La flore de ce petit parc de Kherson, grande ville du sud de l’Ukraine confrontée aux troupes russes, a bien évolué. Comme une grande partie de la zone, elle a été submergée il y a un an.
Le 6 juin 2023, des explosions détruisent le barrage de Kakhovka, situé à une cinquantaine de kilomètres en amont et occupé par l’armée russe, provoquant des inondations et des dizaines de morts.
L’Ukraine accuse la Russie d’avoir fait sauter le barrage afin d’empêcher sa contre-offensive de l’été suivant, qui a échoué. Moscou le lui reproche.

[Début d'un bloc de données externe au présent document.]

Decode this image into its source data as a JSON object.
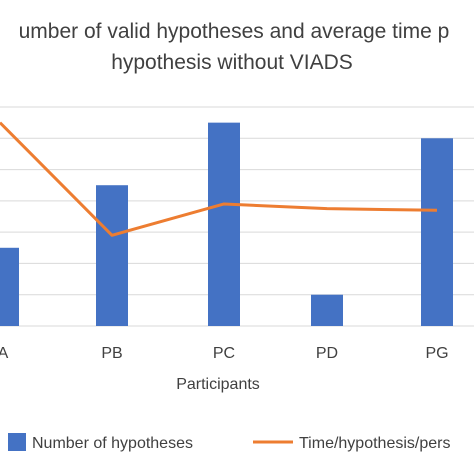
{
  "chart_data": {
    "type": "bar",
    "title_lines": [
      "umber of valid hypotheses and average time p",
      "hypothesis without VIADS"
    ],
    "xlabel": "Participants",
    "categories": [
      "A",
      "PB",
      "PC",
      "PD",
      "PG"
    ],
    "grid": true,
    "legend_position": "bottom",
    "series": [
      {
        "name": "Number of hypotheses",
        "kind": "bar",
        "color": "#4472C4",
        "values": [
          2.5,
          4.5,
          6.5,
          1.0,
          6.0
        ]
      },
      {
        "name": "Time/hypothesis/pers",
        "kind": "line",
        "color": "#ED7D31",
        "values": [
          6.5,
          2.9,
          3.9,
          3.75,
          3.7
        ]
      }
    ],
    "ylim": [
      0,
      7
    ]
  }
}
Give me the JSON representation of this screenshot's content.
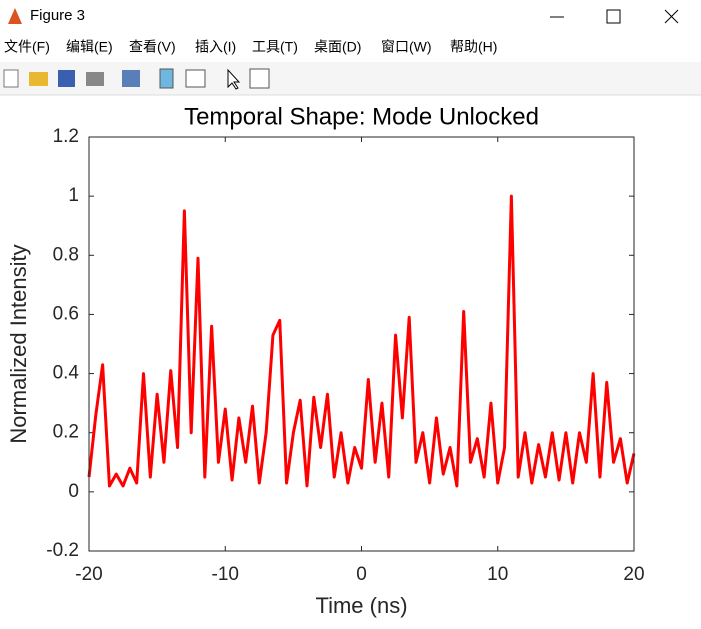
{
  "window": {
    "title": "Figure 3"
  },
  "menu": [
    "文件(F)",
    "编辑(E)",
    "查看(V)",
    "插入(I)",
    "工具(T)",
    "桌面(D)",
    "窗口(W)",
    "帮助(H)"
  ],
  "chart_data": {
    "type": "line",
    "title": "Temporal Shape: Mode Unlocked",
    "x_label": "Time (ns)",
    "y_label": "Normalized Intensity",
    "x": [
      -20,
      -19.5,
      -19,
      -18.5,
      -18,
      -17.5,
      -17,
      -16.5,
      -16,
      -15.5,
      -15,
      -14.5,
      -14,
      -13.5,
      -13,
      -12.5,
      -12,
      -11.5,
      -11,
      -10.5,
      -10,
      -9.5,
      -9,
      -8.5,
      -8,
      -7.5,
      -7,
      -6.5,
      -6,
      -5.5,
      -5,
      -4.5,
      -4,
      -3.5,
      -3,
      -2.5,
      -2,
      -1.5,
      -1,
      -0.5,
      0,
      0.5,
      1,
      1.5,
      2,
      2.5,
      3,
      3.5,
      4,
      4.5,
      5,
      5.5,
      6,
      6.5,
      7,
      7.5,
      8,
      8.5,
      9,
      9.5,
      10,
      10.5,
      11,
      11.5,
      12,
      12.5,
      13,
      13.5,
      14,
      14.5,
      15,
      15.5,
      16,
      16.5,
      17,
      17.5,
      18,
      18.5,
      19,
      19.5,
      20
    ],
    "series": [
      {
        "color": "#ff0000",
        "values": [
          0.05,
          0.26,
          0.43,
          0.02,
          0.06,
          0.02,
          0.08,
          0.03,
          0.4,
          0.05,
          0.33,
          0.1,
          0.41,
          0.15,
          0.95,
          0.2,
          0.79,
          0.05,
          0.56,
          0.1,
          0.28,
          0.04,
          0.25,
          0.1,
          0.29,
          0.03,
          0.2,
          0.53,
          0.58,
          0.03,
          0.2,
          0.31,
          0.02,
          0.32,
          0.15,
          0.33,
          0.05,
          0.2,
          0.03,
          0.15,
          0.08,
          0.38,
          0.1,
          0.3,
          0.05,
          0.53,
          0.25,
          0.59,
          0.1,
          0.2,
          0.03,
          0.25,
          0.06,
          0.15,
          0.02,
          0.61,
          0.1,
          0.18,
          0.05,
          0.3,
          0.03,
          0.15,
          1.0,
          0.05,
          0.2,
          0.03,
          0.16,
          0.05,
          0.2,
          0.04,
          0.2,
          0.03,
          0.2,
          0.1,
          0.4,
          0.05,
          0.37,
          0.1,
          0.18,
          0.03,
          0.13
        ]
      }
    ],
    "xlim": [
      -20,
      20
    ],
    "ylim": [
      -0.2,
      1.2
    ],
    "xticks": [
      -20,
      -10,
      0,
      10,
      20
    ],
    "yticks": [
      -0.2,
      0,
      0.2,
      0.4,
      0.6,
      0.8,
      1,
      1.2
    ],
    "grid": false
  }
}
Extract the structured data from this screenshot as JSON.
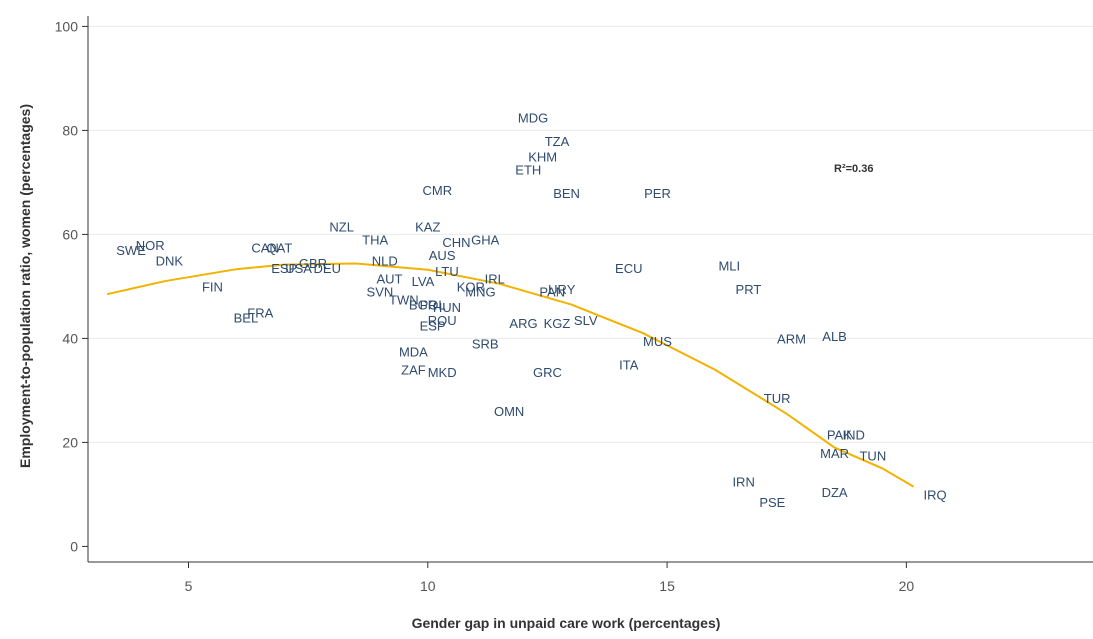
{
  "chart_data": {
    "type": "scatter",
    "xlabel": "Gender gap in unpaid care work (percentages)",
    "ylabel": "Employment-to-population ratio, women (percentages)",
    "annotation": "R²=0.36",
    "xlim": [
      2.9,
      23.9
    ],
    "ylim": [
      -3,
      102
    ],
    "x_ticks": [
      5,
      10,
      15,
      20
    ],
    "y_ticks": [
      0,
      20,
      40,
      60,
      80,
      100
    ],
    "grid": "horizontal",
    "colors": {
      "label": "#2f4b6e",
      "trend": "#f2b200",
      "grid": "#ececec",
      "axis": "#333333"
    },
    "points": [
      {
        "label": "SWE",
        "x": 3.8,
        "y": 57
      },
      {
        "label": "NOR",
        "x": 4.2,
        "y": 58
      },
      {
        "label": "DNK",
        "x": 4.6,
        "y": 55
      },
      {
        "label": "FIN",
        "x": 5.5,
        "y": 50
      },
      {
        "label": "BEL",
        "x": 6.2,
        "y": 44
      },
      {
        "label": "FRA",
        "x": 6.5,
        "y": 45
      },
      {
        "label": "CAN",
        "x": 6.6,
        "y": 57.5
      },
      {
        "label": "QAT",
        "x": 6.9,
        "y": 57.5
      },
      {
        "label": "ESP",
        "x": 7.0,
        "y": 53.5
      },
      {
        "label": "USA",
        "x": 7.3,
        "y": 53.5
      },
      {
        "label": "GBR",
        "x": 7.6,
        "y": 54.5
      },
      {
        "label": "DEU",
        "x": 7.9,
        "y": 53.5
      },
      {
        "label": "NZL",
        "x": 8.2,
        "y": 61.5
      },
      {
        "label": "THA",
        "x": 8.9,
        "y": 59
      },
      {
        "label": "NLD",
        "x": 9.1,
        "y": 55
      },
      {
        "label": "AUT",
        "x": 9.2,
        "y": 51.5
      },
      {
        "label": "SVN",
        "x": 9.0,
        "y": 49
      },
      {
        "label": "TWN",
        "x": 9.5,
        "y": 47.5
      },
      {
        "label": "BGR",
        "x": 9.9,
        "y": 46.5
      },
      {
        "label": "POL",
        "x": 10.1,
        "y": 46.5
      },
      {
        "label": "HUN",
        "x": 10.4,
        "y": 46
      },
      {
        "label": "ROU",
        "x": 10.3,
        "y": 43.5
      },
      {
        "label": "ESP",
        "x": 10.1,
        "y": 42.5
      },
      {
        "label": "MDA",
        "x": 9.7,
        "y": 37.5
      },
      {
        "label": "ZAF",
        "x": 9.7,
        "y": 34
      },
      {
        "label": "MKD",
        "x": 10.3,
        "y": 33.5
      },
      {
        "label": "LVA",
        "x": 9.9,
        "y": 51
      },
      {
        "label": "LTU",
        "x": 10.4,
        "y": 53
      },
      {
        "label": "AUS",
        "x": 10.3,
        "y": 56
      },
      {
        "label": "KAZ",
        "x": 10.0,
        "y": 61.5
      },
      {
        "label": "CHN",
        "x": 10.6,
        "y": 58.5
      },
      {
        "label": "GHA",
        "x": 11.2,
        "y": 59
      },
      {
        "label": "CMR",
        "x": 10.2,
        "y": 68.5
      },
      {
        "label": "KOR",
        "x": 10.9,
        "y": 50
      },
      {
        "label": "MNG",
        "x": 11.1,
        "y": 49
      },
      {
        "label": "IRL",
        "x": 11.4,
        "y": 51.5
      },
      {
        "label": "SRB",
        "x": 11.2,
        "y": 39
      },
      {
        "label": "OMN",
        "x": 11.7,
        "y": 26
      },
      {
        "label": "ARG",
        "x": 12.0,
        "y": 43
      },
      {
        "label": "KGZ",
        "x": 12.7,
        "y": 43
      },
      {
        "label": "GRC",
        "x": 12.5,
        "y": 33.5
      },
      {
        "label": "SLV",
        "x": 13.3,
        "y": 43.5
      },
      {
        "label": "PAN",
        "x": 12.6,
        "y": 49
      },
      {
        "label": "URY",
        "x": 12.8,
        "y": 49.5
      },
      {
        "label": "MDG",
        "x": 12.2,
        "y": 82.5
      },
      {
        "label": "TZA",
        "x": 12.7,
        "y": 78
      },
      {
        "label": "KHM",
        "x": 12.4,
        "y": 75
      },
      {
        "label": "ETH",
        "x": 12.1,
        "y": 72.5
      },
      {
        "label": "BEN",
        "x": 12.9,
        "y": 68
      },
      {
        "label": "PER",
        "x": 14.8,
        "y": 68
      },
      {
        "label": "ECU",
        "x": 14.2,
        "y": 53.5
      },
      {
        "label": "MLI",
        "x": 16.3,
        "y": 54
      },
      {
        "label": "PRT",
        "x": 16.7,
        "y": 49.5
      },
      {
        "label": "ITA",
        "x": 14.2,
        "y": 35
      },
      {
        "label": "MUS",
        "x": 14.8,
        "y": 39.5
      },
      {
        "label": "ARM",
        "x": 17.6,
        "y": 40
      },
      {
        "label": "ALB",
        "x": 18.5,
        "y": 40.5
      },
      {
        "label": "TUR",
        "x": 17.3,
        "y": 28.5
      },
      {
        "label": "PAK",
        "x": 18.6,
        "y": 21.5
      },
      {
        "label": "IND",
        "x": 18.9,
        "y": 21.5
      },
      {
        "label": "MAR",
        "x": 18.5,
        "y": 18
      },
      {
        "label": "TUN",
        "x": 19.3,
        "y": 17.5
      },
      {
        "label": "IRN",
        "x": 16.6,
        "y": 12.5
      },
      {
        "label": "PSE",
        "x": 17.2,
        "y": 8.5
      },
      {
        "label": "DZA",
        "x": 18.5,
        "y": 10.5
      },
      {
        "label": "IRQ",
        "x": 20.6,
        "y": 10
      }
    ],
    "trendline": [
      {
        "x": 3.3,
        "y": 48.5
      },
      {
        "x": 4.5,
        "y": 51
      },
      {
        "x": 6.0,
        "y": 53.3
      },
      {
        "x": 7.0,
        "y": 54.2
      },
      {
        "x": 8.5,
        "y": 54.4
      },
      {
        "x": 10.0,
        "y": 53.2
      },
      {
        "x": 11.5,
        "y": 50.5
      },
      {
        "x": 13.0,
        "y": 46.5
      },
      {
        "x": 14.5,
        "y": 41
      },
      {
        "x": 16.0,
        "y": 34
      },
      {
        "x": 17.5,
        "y": 25.5
      },
      {
        "x": 18.5,
        "y": 19
      },
      {
        "x": 19.5,
        "y": 15
      },
      {
        "x": 20.15,
        "y": 11.5
      }
    ]
  }
}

À l’époque, comme de nombreux experts, Oleksandr Khodosovtsev, professeur de botanique à l’Université d’État de Kherson, prédisait des conséquences potentiellement terribles pour la nature.
Les dégâts environnementaux sont en effet indéniables. De nombreux animaux sont tués, des plantes sont emportées et des produits chimiques sont emportés.
A court terme, “cela a été une catastrophe”, a résumé M. Khodosovtsev à l’AFP. Mais, au bout de six mois, « la végétation a commencé à se régénérer », analyse le professeur, qui va jusqu’à parler de « bonne chose pour la nature » à long terme.
– Végétation luxueuse –
Avec une équipe de scientifiques ukrainiens, il s’est rendu à plusieurs reprises sur la zone, pourtant située au centre des combats car le fleuve Dniepr sépare les armées russe et ukrainienne dans cette partie du pays.
Tous les efforts en valent la peine car, selon lui, « personne au monde n’a jamais pu étudier la restauration de la végétation sur un territoire aussi immense ».
En aval de l’ancien barrage, c’est « luxuriant », comme dans le parc de Kherson, dopé par un afflux d’eau et de matières organiques, sourit-il.
Mais la zone qui inquiète le plus les experts se situe plus haut. L’immense réservoir artificiel de Kakhovka, créé en même temps que le barrage en 1956, a logiquement perdu beaucoup d’eau.
Lorsque les scientifiques s’y sont rendus pour la première fois, quelques semaines seulement après la catastrophe, ils ont découvert des « paysages martiens » jonchés d’obus morts, se souvient Khodosovtsev.
Cet assèchement a fait craindre pendant un certain temps la possibilité de tempêtes de poussière. Les chercheurs ont cependant été surpris de constater le développement rapide de nombreux saules, signe que la nature semble reprendre ses droits.
“Aujourd’hui, le réservoir de Kakhovka représente 150.000 hectares de terres vertes”, soit cinq fois la superficie de Malte, a déclaré à l’AFP le ministre ukrainien de l’Environnement, Rouslan Strilets.
Vu d’une colline qui le borde, l’ancien réservoir ressemble désormais à un patchwork de vert et de bleu, de grandes étendues d’eau entrecoupées de poches de végétation.
L’experte Anna Kouzemko, qui fait également partie du groupe, concède que réaliser ces observations scientifiques si près du front n’est « pas facile ».
La rive gauche occupée est inaccessible aux chercheurs ukrainiens, à leur grande frustration. Et la rive droite, face aux positions russes, est dangereuse.
« L’automne dernier, nous avons été tellement bombardés que nous avons dû partir très vite », poursuit Mme Kouzemko, de l’Institut botanique. Une mine a également été découverte à 200 mètres de la voiture des chercheurs.
Mais un scientifique est « passionné » quand il travaille, donc « il ne se soucie pas de ce qui vole autour », s’enthousiasme M. Khodosovtsev, le regard exalté.
Si le ministère de l’Environnement estime les dégâts environnementaux causés par la destruction du barrage à 3,5 milliards d’euros, il reste “très difficile de parler des conséquences à long terme”, souligne Rouslan Strilets.
“Ce qui se passe dans l’ancien réservoir de Kakhovka est véritablement un phénomène unique au monde”, ajoute-t-il. “Le fait est que la nature change.”
L’Ukraine entend condamner la Russie pour écocide. Selon elle, des dizaines d’espèces animales et végétales, dont certaines endémiques, sont aujourd’hui menacées de disparition.
Le gouvernement ukrainien envisage également de reconstruire le barrage de Kakhovka lorsque cela sera possible.
Les militants écologistes ukrainiens s’y opposent fermement et souhaitent plutôt laisser l’écosystème retrouver son état d’avant le barrage.
M. Khodosovtsev espère que ses recherches contribueront à éclairer ce débat. « Parce que le monde entier, y compris l’Ukraine, regarde toujours ce qui se passe sur les terres du réservoir de Kakhovka », dit-il non sans une pointe de fierté.